Cocktail trends in 2014Looking for the leading cocktail trends for 2014? Be prepared to turn your head in a few directions – there doesn’t seem to be a single clear cut answer. Depending on which experts you turn to, you’ll get a different answer… or answers in many cases.


Returning to simplicity seems to be a start, according to, “8 Ways You’ll Be Drinking Cocktails Differently.” Cocktails with a laundry list of ingredients look like they’re becoming passé with simpler, classic cocktails making a resurgence that let the flavor of the alcohol take the leading role. (Also see Classic Cocktails Making a Comeback.) “Once you get past five or six ingredients, the drink will become murky and disconnected, lacking direction,” said Beau du Bois, Corner Door (Culver City, CA) head bartender (as quoted in the Forbes article). Going hand-in-hand with the simplicity concept is a shorter time to make a good cocktail. Patrons are losing patience with waiting ten minutes to make a complicated, multi-ingredient drink.

While there may be a push toward simplicity, the idea of ready-to-serve cocktails is losing favor. According to Jim Beam in a recent quarterly report, this category is showing a weakness, indicating that buyers would rather make the drinks themselves from scratch or have a bartender do it for them.

Craft is In

The craft beer industry has exploded, and now it looks like craft distillers are going to follow suit. According to “Spirits: Bartenders give some spirited predictions” by the Pittsburg Post Gazette, there are now 600 distilleries in the country while there were only 70 a decade ago. Most of these are finding success competing against the giants in the same way that craft breweries carved out a huge niche in the beer industry. The number of distilleries could jump to 750 by the end of this year. These small distilleries are experimenting with assorted liqueur flavors that are gaining favor as well as crafting rum, gin, and aquavit in small batches.

Craft beer continues to take center stage with American tastes changing toward more robust flavors. The Brewers Association contends that American craft brewers are revered around the world for their innovation, and the organization has now defined more than 100 beer styles. Additionally, most Americans live within 10 miles of a brewery, and with a push across the food and beverage industries to think and support local, don’t overlook the brewery that’s probably in your own backyard.

Boldness and Bitters

With palettes changing, there’s a move toward bold and bitter flavors. Bitters are used in small amounts, sold in tiny bottles and last for years but give a big flavor to cocktails. Some bars are turning to making bitters themselves, and promoting house-made bitters has been a growing marketing ploy. However, you may not need to go to the trouble. The rise in craft distilleries brings with it a rise in craft bitter producers that are getting licenses to sell their products commercially.

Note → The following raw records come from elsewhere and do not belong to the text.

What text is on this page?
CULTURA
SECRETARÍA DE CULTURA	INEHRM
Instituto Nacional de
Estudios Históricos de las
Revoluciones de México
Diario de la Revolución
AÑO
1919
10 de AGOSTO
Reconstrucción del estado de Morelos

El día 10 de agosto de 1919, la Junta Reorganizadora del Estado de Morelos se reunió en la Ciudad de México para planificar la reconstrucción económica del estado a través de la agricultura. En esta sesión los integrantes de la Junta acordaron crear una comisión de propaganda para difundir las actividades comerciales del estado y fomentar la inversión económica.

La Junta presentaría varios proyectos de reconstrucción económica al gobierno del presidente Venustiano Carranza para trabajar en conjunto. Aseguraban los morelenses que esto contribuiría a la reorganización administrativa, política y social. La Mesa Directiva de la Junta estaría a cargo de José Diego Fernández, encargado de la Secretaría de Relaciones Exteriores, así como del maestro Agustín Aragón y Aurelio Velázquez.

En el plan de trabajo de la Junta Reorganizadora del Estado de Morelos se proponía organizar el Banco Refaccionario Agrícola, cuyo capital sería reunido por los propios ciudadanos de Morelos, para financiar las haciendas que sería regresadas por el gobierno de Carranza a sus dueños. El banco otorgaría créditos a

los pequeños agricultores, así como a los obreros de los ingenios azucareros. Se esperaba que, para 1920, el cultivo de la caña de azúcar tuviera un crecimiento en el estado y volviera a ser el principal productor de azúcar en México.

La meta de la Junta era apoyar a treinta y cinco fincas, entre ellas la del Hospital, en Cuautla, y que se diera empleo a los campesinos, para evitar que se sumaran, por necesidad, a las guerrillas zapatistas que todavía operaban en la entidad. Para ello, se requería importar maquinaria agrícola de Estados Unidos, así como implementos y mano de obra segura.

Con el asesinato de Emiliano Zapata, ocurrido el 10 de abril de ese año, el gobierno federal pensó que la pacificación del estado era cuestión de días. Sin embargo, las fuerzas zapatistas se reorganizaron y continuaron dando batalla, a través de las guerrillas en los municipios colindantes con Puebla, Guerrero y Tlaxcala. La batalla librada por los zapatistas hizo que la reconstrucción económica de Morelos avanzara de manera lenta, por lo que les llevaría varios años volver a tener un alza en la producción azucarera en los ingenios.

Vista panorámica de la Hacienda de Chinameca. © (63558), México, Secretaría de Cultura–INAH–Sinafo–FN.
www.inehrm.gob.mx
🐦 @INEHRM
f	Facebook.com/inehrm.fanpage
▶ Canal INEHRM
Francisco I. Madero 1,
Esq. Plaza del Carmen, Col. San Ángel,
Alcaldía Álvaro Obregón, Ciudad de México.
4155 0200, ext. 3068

Smoky flavors are also trending up. Certainly, smokiness is the essence of whiskey, but it’s showing up in other places now as well. How about smoked ice cubes? At Restaurant Kelly Liken in Vail, CO, bartenders place ice cubes in the meat smokers, then refreeze the melted water. The flavor, according to Ian Tulk, lead bartender, is very clean with a campfire smell.

New Zealand rum maker, Stolen has also introduced a coffee and cigarette flavor. This spiced rum, according to the maker, is infused with roasted coffee bean and smoke flavors for a unique style of spiced rum. It imparts a sweet coffee aroma with a smoky but smooth mouth feel.

While there’s no clear cut, easy-to-follow trend for 2014, think simple, think local, and throw in a dash of bold and bitter.